Démarche

De nature multidisciplinaire, la pratique de Julie Roch-Cuerrier s’intéresse au passage du temps comme sujet vivant, et aux processus temporels et transformationnels de la matière brute. Dans son travail, les matériaux sont porteurs de sens et invitent le regardeur à poser un œil attentif sur le monde qui l’entoure. Son processus prend la forme de recherches, à la fois tangibles et conceptuelles, qui regroupent expérimentations pigmentaires, moulages en bronze, macrophotographies et projets de correspondances écrites. Imprégnées d’un regard poétique, ses œuvres témoignent de processus de rencontres et de transformations desquels émergent différentes manières d’être. Influencée par les théories néo-matérialistes, elle questionne l’agentivité des objets, l’aspect transitionnel de la matière, et les espaces où se croisent le vivant et le non-vivant. 

Les recherches de Roch-Cuerrier portent essentiellement sur le potentiel d’interprétation et de reconfiguration du temps. Ses œuvres réfléchissent à la possibilité de matérialiser le temps, en soulignant l’intime sensation que nous pouvons avoir de la durée. Dans ce travail, elle incorpore des processus biologiques dynamiques et métamorphiques comme partie intégrante de ses compositions.
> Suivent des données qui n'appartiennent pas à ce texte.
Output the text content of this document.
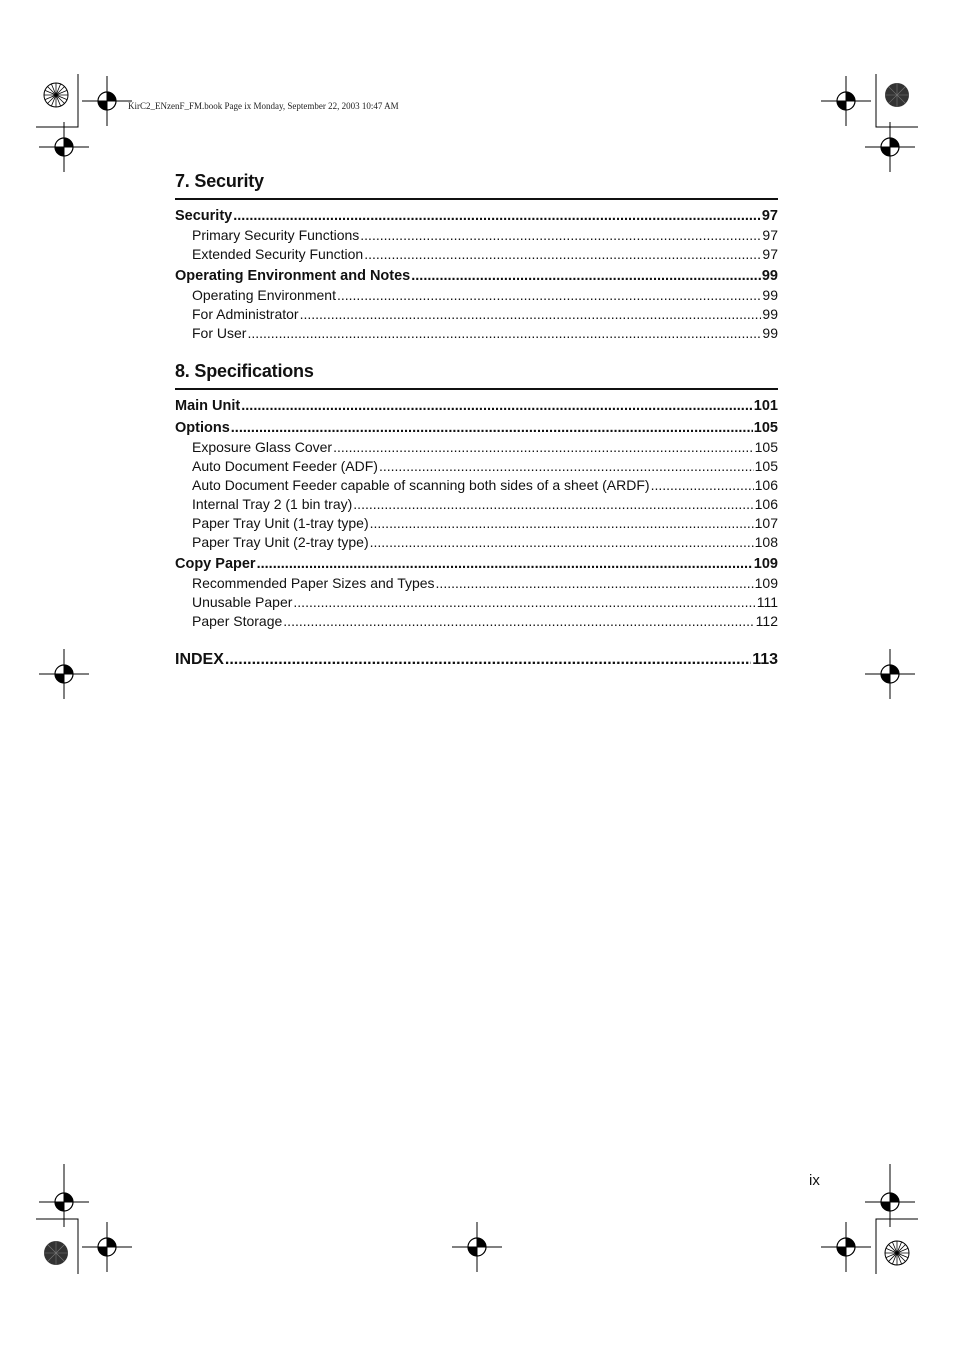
KirC2_ENzenF_FM.book Page ix Monday, September 22, 2003 10:47 AM
7. Security
Security .....	97
Primary Security Functions .....	97
Extended Security Function .....	97
Operating Environment and Notes .....	99
Operating Environment .....	99
For Administrator .....	99
For User .....	99
8. Specifications
Main Unit .....	101
Options .....	105
Exposure Glass Cover .....	105
Auto Document Feeder (ADF) .....	105
Auto Document Feeder capable of scanning both sides of a sheet (ARDF) .....	106
Internal Tray 2 (1 bin tray) .....	106
Paper Tray Unit (1-tray type) .....	107
Paper Tray Unit (2-tray type) .....	108
Copy Paper .....	109
Recommended Paper Sizes and Types .....	109
Unusable Paper .....	111
Paper Storage .....	112
INDEX .....	113
ix
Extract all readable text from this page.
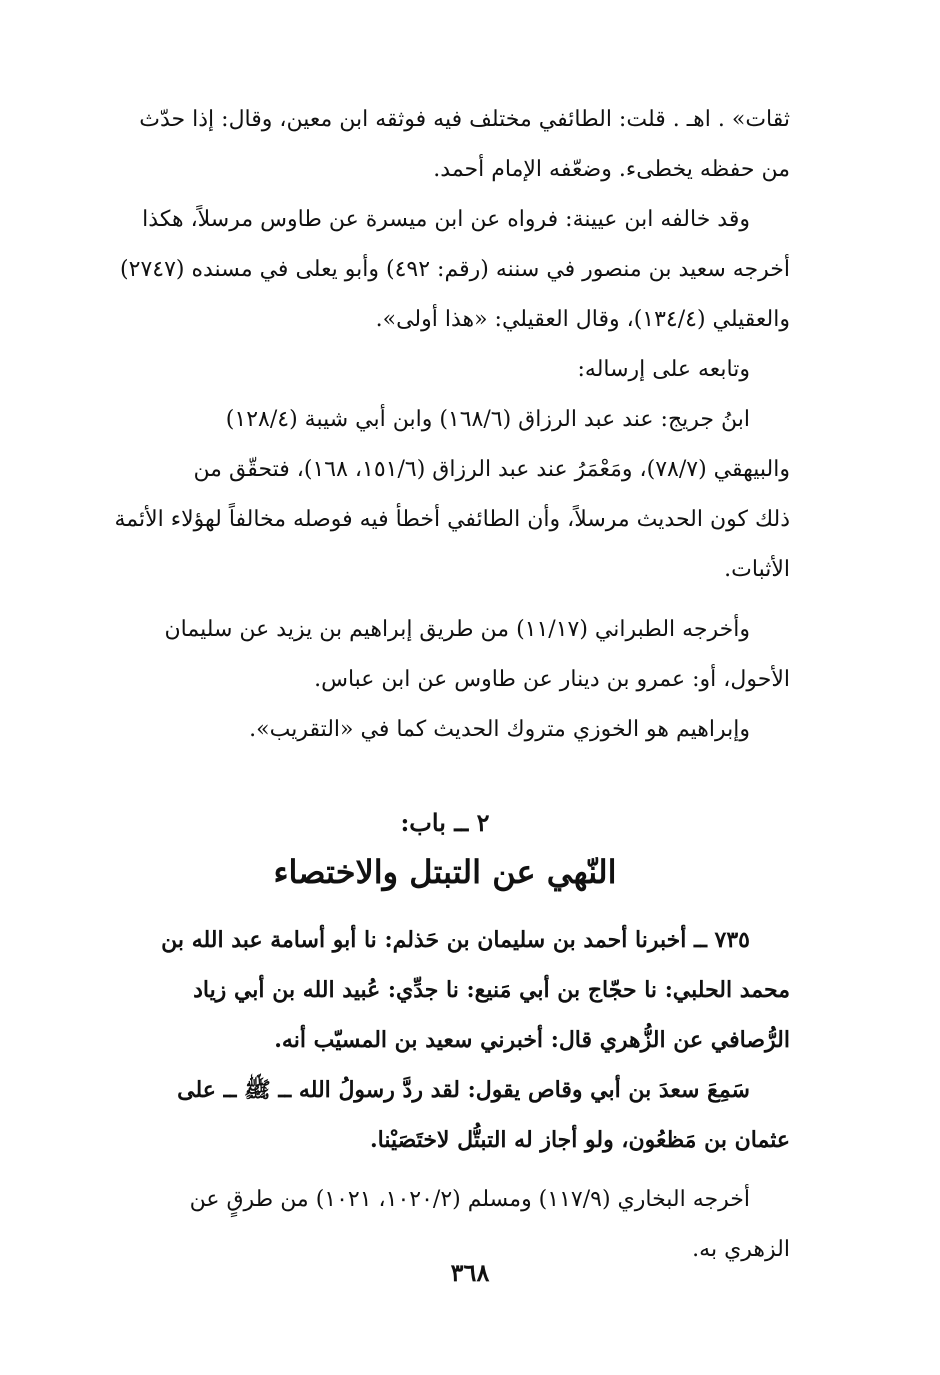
ثقات» . اهـ . قلت: الطائفي مختلف فيه فوثقه ابن معين، وقال: إذا حدّث
من حفظه يخطىء. وضعّفه الإمام أحمد.

وقد خالفه ابن عيينة: فرواه عن ابن ميسرة عن طاوس مرسلاً، هكذا
أخرجه سعيد بن منصور في سننه (رقم: ٤٩٢) وأبو يعلى في مسنده (٢٧٤٧)
والعقيلي (١٣٤/٤)، وقال العقيلي: «هذا أولى».

وتابعه على إرساله:

ابنُ جريج: عند عبد الرزاق (١٦٨/٦) وابن أبي شيبة (١٢٨/٤)
والبيهقي (٧٨/٧)، ومَعْمَرُ عند عبد الرزاق (١٥١/٦، ١٦٨)، فتحقّق من
ذلك كون الحديث مرسلاً، وأن الطائفي أخطأ فيه فوصله مخالفاً لهؤلاء الأئمة
الأثبات.

وأخرجه الطبراني (١١/١٧) من طريق إبراهيم بن يزيد عن سليمان
الأحول، أو: عمرو بن دينار عن طاوس عن ابن عباس.

وإبراهيم هو الخوزي متروك الحديث كما في «التقريب».

٢ ــ باب:
النّهي عن التبتل والاختصاء

٧٣٥ ــ أخبرنا أحمد بن سليمان بن حَذلم: نا أبو أسامة عبد الله بن
محمد الحلبي: نا حجّاج بن أبي مَنيع: نا جدِّي: عُبيد الله بن أبي زياد
الرُّصافي عن الزُّهري قال: أخبرني سعيد بن المسيّب أنه.

سَمِعَ سعدَ بن أبي وقاص يقول: لقد ردَّ رسولُ الله ــ ﷺ ــ على
عثمان بن مَظعُون، ولو أجاز له التبتُّل لاختَصَيْنا.

أخرجه البخاري (١١٧/٩) ومسلم (١٠٢٠/٢، ١٠٢١) من طرقٍ عن
الزهري به.

٣٦٨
Ces expériences témoignent à la fois d’une acceptation de l’imprévu et d’une fascination pour le vivant. Imaginées comme des rencontres contemplatives, entre les matières et les êtres, ses œuvres visent à engager le public dans une expérience de longue durée, qui évoque l’idée d’un rythme de temps partagé. 

Dans ses œuvres récentes, Roch-Cuerrier approfondit ses expérimentations à travers le concept de la corespiration, qu’elle tente de matérialiser à partir du verre soufflé. Ses recherches se tournent vers une unité de mesure du temps particulière et unique à chacun : l’acte de respirer. Le mot co-respiration évoque pour elle un dialogue ou une relation intime, un événement silencieux, mais fondamental, dont le préfixe implique une collaboration avec l’autre. L’acte de corespirer illustre parfaitement l’expérience intime de l’altérité vécue au quotidien dans le contexte social et urbain. Devant l’impossibilité de concevoir une corespiration dans le présent, Roch-Cuerrier tente d’imaginer, à travers la proximité et l’interaction de formes soufflées, un futur dans lequel l’autre est plus proche.